Standing should comprise a proportion of your daily routine. Standing for 30 to 60 minutes a day can help with bladder and bowel function, joint range of motion and bone demineralisation, along with promoting improved quality of life.

Decreased activity also increases the risk of developing cardiovascular disease and diabetes, therefore it’s important to find a way to incorporate some regular aerobic exercise to benefit cardiometabolic health. One guideline suggests 30 minutes of moderate to vigorous exercise three times per week.

Last but not least, dedicate additional time to completing any rehabilitation exercises prescribed by your trainer.

“The requirement seems like a lot, how do I fit it all in?”

Fitting all the above into your daily routine might feel impossible alongside incorporating the additional exercises prescribed by your trainer. The best way to start is by identifying if any of your rehab exercises can be integrated into time spent doing other things.

A couple of examples of this would be completing your shoulder or hand exercises whilst in your standing frame. Or completing your upper or lower limb exercises whilst spending time prone or as part of your morning stretching routine in bed. This would help maximise your efficiency, achieve those all-important repetitions without the feeling of having to go out of your way to put aside too much extra time. 

Just like your sessions with your trainer, home exercise should be effectively programmed and this can be another helpful way to save you time. As well as helping you remain engaged and feel like you are progressing.

Typically, you’ll have many areas that you wish to improve on with many associated exercises to do. It is easy to fluctuate between these if you don’t have a plan and though rarely are these goal areas mutually exclusive, it is important to work each area independent of the other.

We often prescribe clients five exercises, taking no more than 30 to 45 minutes a day, that can be progressively tracked over four to eight weeks. This helps to promote overload, adaptation and better tracking of progress towards the goal area.

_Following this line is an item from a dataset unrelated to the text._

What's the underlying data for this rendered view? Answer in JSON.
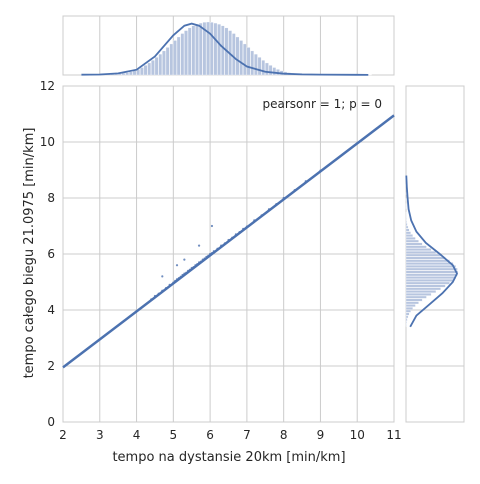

It also means that you set a point of review and importantly introduce variation to keep things fresh and exciting.

Some common short-term goals that we use with clients include increasing the number of repetitions, timed seated or standing balance and physical exertion tests, such as a five-minute time trial. 

“I over-did it last week”

Consistency beats intensity. Often, clients feel the need to work themselves to the maximum every session. Though this approach can produce short term results, it usually leaves them exhausted and they rarely maintain consistency long enough to see significant change.

Remember we’re playing the long game here. Our advice is to choose an exercise routine that you can execute even on your worst week. 

“I’m worried about doing exercises incorrectly” 

An unfortunate side effect of client-centred exercise is that people can become nervous to perform exercise without the keen eye of a trainer by their side.

If this is you, start with a few exercises that you are comfortable with and have completed in your rehabilitation sessions. Follow this up by challenging yourself to try a new exercise, film it and take it to your next therapy session for your trainer to okay.

Nine times out of ten they’ll be delighted you’re trying new things!

“I can’t remember what I did”

Keep a log! The most important piece of advice that we can give you is to start keeping a diary. In it note the rehabilitation you do each day and reflect upon how it went. Don’t forget to include your achievements and any significant milestones. This will form an essential part in your rehab journey and help you to stay committed and invested.

Most importantly, take this with you to your next session and show your trainer all the great rehab that you have been up to. We want to hear that you are continuing your rehabilitation at home.